Evet, antlaşma maddesinde yazan bambaşka bir şey olsa da İngiliz Dışişleri
Bakanı, olayın aslını gayet net ve gayet açık özetliyordu: Bundan böyle Osmanlı
Devletindeki Hıristiyanların koruyucusu yalnızca Rusya değildir. Rusya’nın
yanında beş devlet daha koruyucudur. Bu devletler de İngiltere, Fransa,
Avusturya, Prusya(Almanya) ve Sardunya( İtalya)dır.

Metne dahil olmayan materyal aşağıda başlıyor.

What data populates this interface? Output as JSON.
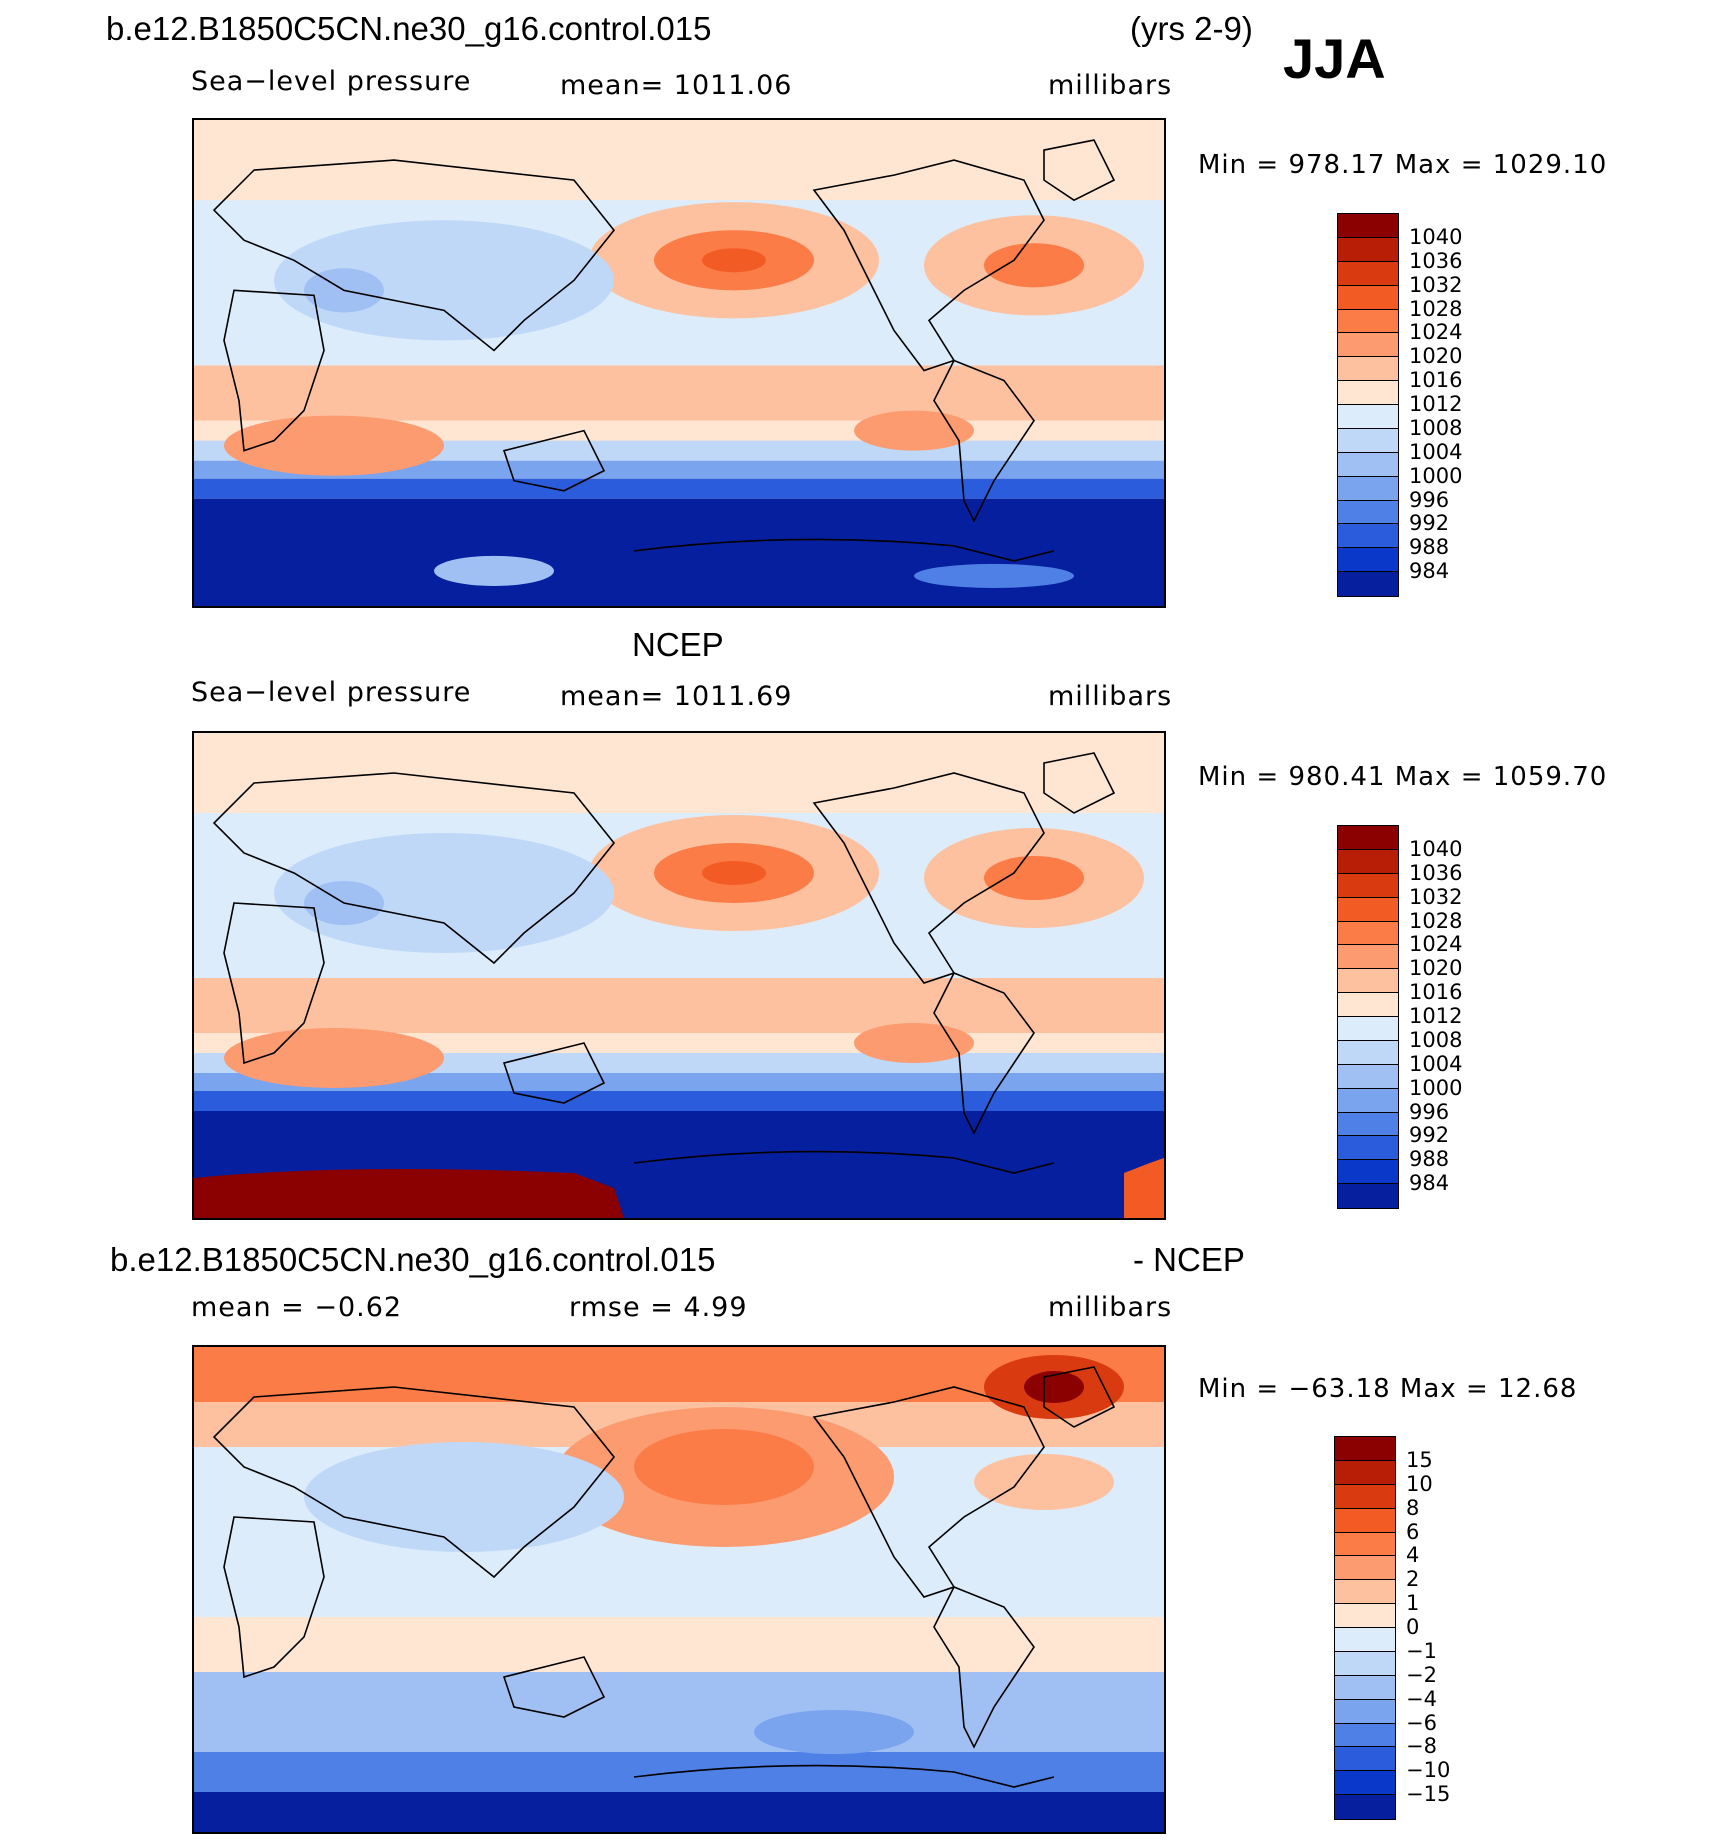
{
  "header": {
    "case_name": "b.e12.B1850C5CN.ne30_g16.control.015",
    "years": "(yrs 2-9)",
    "season": "JJA"
  },
  "panels": [
    {
      "title": "",
      "variable": "Sea−level pressure",
      "mean_text": "mean=  1011.06",
      "units": "millibars",
      "minmax_text": "Min  =  978.17  Max  =  1029.10",
      "colorbar": {
        "labels": [
          "1040",
          "1036",
          "1032",
          "1028",
          "1024",
          "1020",
          "1016",
          "1012",
          "1008",
          "1004",
          "1000",
          "996",
          "992",
          "988",
          "984"
        ],
        "colors": [
          "#8b0000",
          "#b81e06",
          "#da3a10",
          "#f25c24",
          "#fb7c47",
          "#fc9b70",
          "#fdc1a0",
          "#fee6d2",
          "#dcecfb",
          "#c0d8f8",
          "#a0c0f4",
          "#7aa4ee",
          "#4f80e6",
          "#2a5cdb",
          "#0a38c8",
          "#051f9e"
        ]
      }
    },
    {
      "title": "NCEP",
      "variable": "Sea−level pressure",
      "mean_text": "mean=  1011.69",
      "units": "millibars",
      "minmax_text": "Min  =  980.41  Max  =  1059.70",
      "colorbar": {
        "labels": [
          "1040",
          "1036",
          "1032",
          "1028",
          "1024",
          "1020",
          "1016",
          "1012",
          "1008",
          "1004",
          "1000",
          "996",
          "992",
          "988",
          "984"
        ],
        "colors": [
          "#8b0000",
          "#b81e06",
          "#da3a10",
          "#f25c24",
          "#fb7c47",
          "#fc9b70",
          "#fdc1a0",
          "#fee6d2",
          "#dcecfb",
          "#c0d8f8",
          "#a0c0f4",
          "#7aa4ee",
          "#4f80e6",
          "#2a5cdb",
          "#0a38c8",
          "#051f9e"
        ]
      }
    },
    {
      "title_left": "b.e12.B1850C5CN.ne30_g16.control.015",
      "title_right": "- NCEP",
      "mean_text": "mean =    −0.62",
      "rmse_text": "rmse =     4.99",
      "units": "millibars",
      "minmax_text": "Min  =  −63.18  Max  =    12.68",
      "colorbar": {
        "labels": [
          "15",
          "10",
          "8",
          "6",
          "4",
          "2",
          "1",
          "0",
          "−1",
          "−2",
          "−4",
          "−6",
          "−8",
          "−10",
          "−15"
        ],
        "colors": [
          "#8b0000",
          "#b81e06",
          "#da3a10",
          "#f25c24",
          "#fb7c47",
          "#fc9b70",
          "#fdc1a0",
          "#fee6d2",
          "#dcecfb",
          "#c0d8f8",
          "#a0c0f4",
          "#7aa4ee",
          "#4f80e6",
          "#2a5cdb",
          "#0a38c8",
          "#051f9e"
        ]
      }
    }
  ]
}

Böylece Osmanlı Devletinde yaşayan Hıristiyanların, dolayısıyla da Ermenilerin
1856 Paris Antlaşmasından sonra koruyucu sayısı bir anda birden altıya çıktı
mı? Çıktı. Hani bir tane daha olsaydı (
Ki sonraları ABD nin de katılımıyla oldu.) al sana Yedi Kocalı Hürmüz...
Şimdi de gelin yine bir Türk Tarihçi veya yazar değil yine doğrudan doğruya
İzmir İngiliz Konsolosu Charles Blunt’u konuşturalaım ve Islahat Fermanından
sonra Ülkenin çoğunluğu olan Türklerin nasıl ikinci sınıf vatandaş durumuma
düştüklerini görelim.( Dikkat edecek olursanız yazımda şu ana kadar Türk
tarihçilerinin yazdığı herhangi bir şeye yer vermedim.)
Evet, İngiliz Konsolos Charles Blunt, 28 Temmuz 1860 da yani Islahat
Fermanından sadece 4 sene sonra İzmir’in durumu ile ilgili İngiltere’ye verdiği
raporda aynen şöyle diyor:
‘’Vilâyetin genel durumu günden güne iyiye gitmektedir. Ancak bu
iyileşme, genellikle Hıristiyanların yararına oluyor. Hıristiyanlar, Türklerin
varını yoğunu satın alıyorlar. Elden çıkarılan Türk topraklarının alıcıları her
zaman ya Ermenilerdir, ya da Rumlar."
Çok fazla açıklayıcı olmadı sanırım İngiliz Konsolusun bu raporu. O zaman az
sabredin gelecek bölümde Trabzon’daki İngiliz Konsolosu Palgrave, Erzurum’daki
İngiliz Konsolosu Taylor anlatsın Türklerin Islahat Fermanından sonra nasıl
ikinci sınıf vatandaş durumuna düşerken özellikle Ermenilerin kıçlarının nasıl
kaldırıldığını...
Evet 1856 Tarihli Paris Antlaşması, ders kitaplarımızda hep demokrasi hareketi
olarak anlatılır, Osmanlı’nın bir yerde Avrupa Birliğine de girmesidir ama işin
aslında Osmanlı Devleti mi Avrupa Birliğine girmiştir yoksa Avrupa Birliği mi
Osmanlı’ya girmiştir tartışılır...
Ufak bir anektodla noktalayayım: Islahat
Fermanının mimarı Mehmet Emin Âli Paşa 1871 de vefat ettiğinde cenazesinde
‘’Nasıl Bilirdiniz?’’ Sorusuna bir tek Allah’ın kulu ‘’ İyi bilirdik.’’
Dememiştir. İmamın bu sorusuna olumlu ya da olumsuz cevap veren olmamıştır. Oysa Aynı Mehmet Emin Âli Paşa için bir
İngiliz Elçisi ‘’ Osmanlı Devlet adamlarından rüşvet veremeyeceğiniz tek kişi
Mehmet Emin Âli Paşaydı.’’ demektedir.